Television

Lynnwood Bibbens’ Reach TV Takes Off With Content for Airport Screens

When CNN shut down its airport network in March after nearly 30 years, Lynnwood Bibbens already knew a lot about those orphaned screens. Bibbens had been working on a deal with CNN to collaborate on an evolution of CNN Airport — which would have been called the Airport Television Network — when the COVID-19 pandemic put a halt to those plans.

CNN subsequently decided to get out of the airport business altogether. That gave Bibbens, the founder and CEO of Reach TV, a leg up in acquiring CNN Airport’s distribution; it now programs more than 2,500 screens in at least 85 airports throughout the country.

“We were ready,” Bibbens says. “And every airport director knew it. It was a pretty seamless thing for us to jump right in.”

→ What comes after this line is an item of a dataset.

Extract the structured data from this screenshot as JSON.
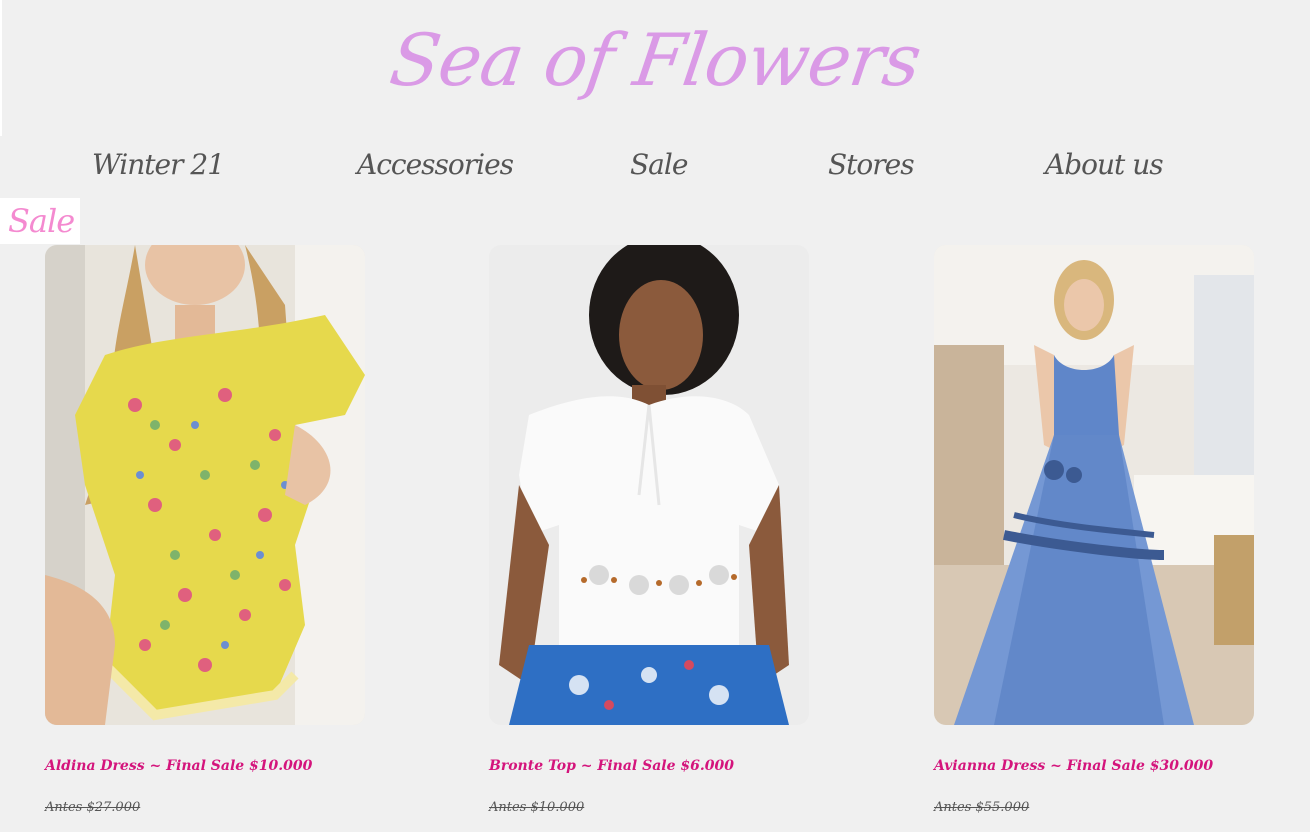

Bibbens brought in several CNN Airport alums and has mostly moved those screens away from news. Reach TV content partners include NBCUniversal, AMC, A+E Networks, Bloomberg and the NFL. (Reach also produces some programming in-house.) Reach reported around 41 million viewers last month but doesn’t disclose ad revenue. Reach TV can program each screen individually — down to a single gate at a single airport. “For example, in LaGuardia versus JFK versus Newark, even in the same market, we may have different content for people flying United Terminal C than we would have in Terminal B,” he says. “That’s two different types of people coming in and where they’re coming from.”

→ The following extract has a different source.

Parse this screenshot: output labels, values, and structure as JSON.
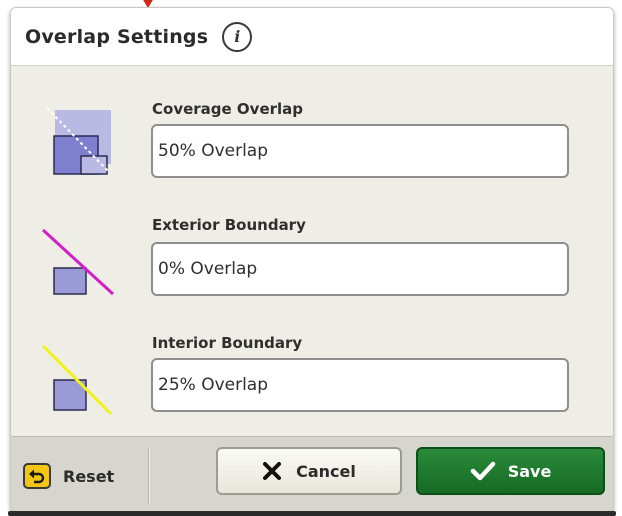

In acquiring programming, Bibbens says he was inspired by Netflix — which was basically born out of a streaming video-on-demand window — to establish a “closed-circuit rights” window for Reach TV.

“I wanted to have a seat at the table, and there was no way to compete in those [existing cable, SVOD/AVOD and digital] windows as a startup,” he says. “Even digital rights would have been enormous. So that’s one of the things I’m really proud of; we basically created our own window.”

Bibbens is also pleased with his football deal: “The NFL realizes that their audience is in airports, and a game is meant to be watched on a [large] screen, and that’s what we deliver,” he says. “We’re the only television network that gets Thursday, Sunday and Monday games, and then we get playoffs and the Super Bowl. Now airports are calling me because they want those games!”